World's first synthetic cell that can grow, divide and replicate created at U of M

Published July 3, 2026 3:51 PM CDT

A team of University of Minnesota scientists say they have created the world's first synthetic cell that they believe could revolutionize how scientists create medicines and materials.

A team of scientists at the University of Minnesota has built the world’s first synthetic cell that can grow, divide and replicate, opening the door to new possibilities in medicine and engineering.

U of M scientists build synthetic cell with a full life cycle

What we know:

A press release provided by the U of M says Associate Professors Kate Adamala and Aaron Engelhart led the College of Biological Sciences team that developed SpudCell, which is made entirely from chemical components, but can perform all the basic behaviors of a living cell.

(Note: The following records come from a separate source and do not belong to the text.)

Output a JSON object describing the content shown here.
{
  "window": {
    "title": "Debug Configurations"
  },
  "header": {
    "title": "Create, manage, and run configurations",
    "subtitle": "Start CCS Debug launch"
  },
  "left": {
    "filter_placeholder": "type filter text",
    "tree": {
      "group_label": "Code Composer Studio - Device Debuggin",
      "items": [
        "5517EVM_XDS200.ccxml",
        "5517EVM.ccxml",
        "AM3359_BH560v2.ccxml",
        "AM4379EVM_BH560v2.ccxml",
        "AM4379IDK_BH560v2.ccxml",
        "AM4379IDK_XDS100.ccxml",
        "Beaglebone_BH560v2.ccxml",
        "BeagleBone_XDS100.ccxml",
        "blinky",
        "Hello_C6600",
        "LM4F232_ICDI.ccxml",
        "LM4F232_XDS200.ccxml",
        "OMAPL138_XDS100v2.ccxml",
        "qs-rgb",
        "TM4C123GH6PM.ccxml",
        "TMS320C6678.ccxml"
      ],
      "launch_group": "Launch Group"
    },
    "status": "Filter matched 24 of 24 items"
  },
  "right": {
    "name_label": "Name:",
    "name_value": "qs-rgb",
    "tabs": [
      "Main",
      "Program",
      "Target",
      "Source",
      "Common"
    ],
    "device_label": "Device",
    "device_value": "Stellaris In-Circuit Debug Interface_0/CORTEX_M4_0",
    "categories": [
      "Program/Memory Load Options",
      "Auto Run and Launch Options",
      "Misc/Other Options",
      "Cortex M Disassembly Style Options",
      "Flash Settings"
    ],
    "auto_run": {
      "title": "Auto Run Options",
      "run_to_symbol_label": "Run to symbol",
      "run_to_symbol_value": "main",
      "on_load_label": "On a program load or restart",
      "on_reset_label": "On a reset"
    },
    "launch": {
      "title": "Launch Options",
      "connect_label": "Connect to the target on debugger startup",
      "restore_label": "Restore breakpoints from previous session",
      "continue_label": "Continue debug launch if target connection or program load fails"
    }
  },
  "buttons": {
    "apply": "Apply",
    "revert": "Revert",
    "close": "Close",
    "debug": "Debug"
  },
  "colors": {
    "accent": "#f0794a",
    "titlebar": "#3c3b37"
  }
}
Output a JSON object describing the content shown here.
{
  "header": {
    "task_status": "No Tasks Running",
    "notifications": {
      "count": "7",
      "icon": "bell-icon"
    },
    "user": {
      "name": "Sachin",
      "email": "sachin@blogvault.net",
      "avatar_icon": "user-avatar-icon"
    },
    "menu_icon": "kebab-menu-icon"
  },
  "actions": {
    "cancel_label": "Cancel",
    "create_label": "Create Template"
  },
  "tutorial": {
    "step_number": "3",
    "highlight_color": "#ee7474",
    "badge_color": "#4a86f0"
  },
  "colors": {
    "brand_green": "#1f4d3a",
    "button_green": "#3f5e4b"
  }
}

The SpudCell is much smaller than a human cell, with a genome of just 90 kilobase pairs compared to the human genome’s 3 million.

What that means is, instead of dividing like a natural cell, it splits under mechanical stress when proteins gather at the surface.

The cell can also compete and evolve.

The press release details that when researchers introduced a genetic change to increase production of a fusion protein, the cells grew faster and produced more offspring.

After five generations, the faster-growing variant outcompeted the original, especially when nutrients were scarce.

Dig deeper:

The SpudCell project is named as a play on the first space satellite Sputnik, the press release says.

According to university researchers, its creation work could revolutionize how scientists create medicines and materials, since most current methods require altering natural cells or using energy-intensive industrial chemistry.

Further research found that the SpudCell can perform life functions like selection, genome replication, growth, feeding and division, all without the internal scaffolding (cytoskeleton) that natural cells use.

What they're saying:

"We’ve replicated in chemistry what only used to be possible in biology: the complete set of behaviors of a cell. It proves that the most fundamental functions of life, like growth and replication, do not need a mysterious magical spark," Adamala said in the press release. "We are showing it’s possible to engineer the basic functions of the cell."

What's next:

Cells built from scratch could one day create new medicines, materials and chemicals in ways that are more precise and use less energy than current methods.

The university says the next step is to focus on engineering efforts using SpudCell as a shared platform for international collaboration.

The Source: Information provided by the University of Minnesota College of Biological Sciences.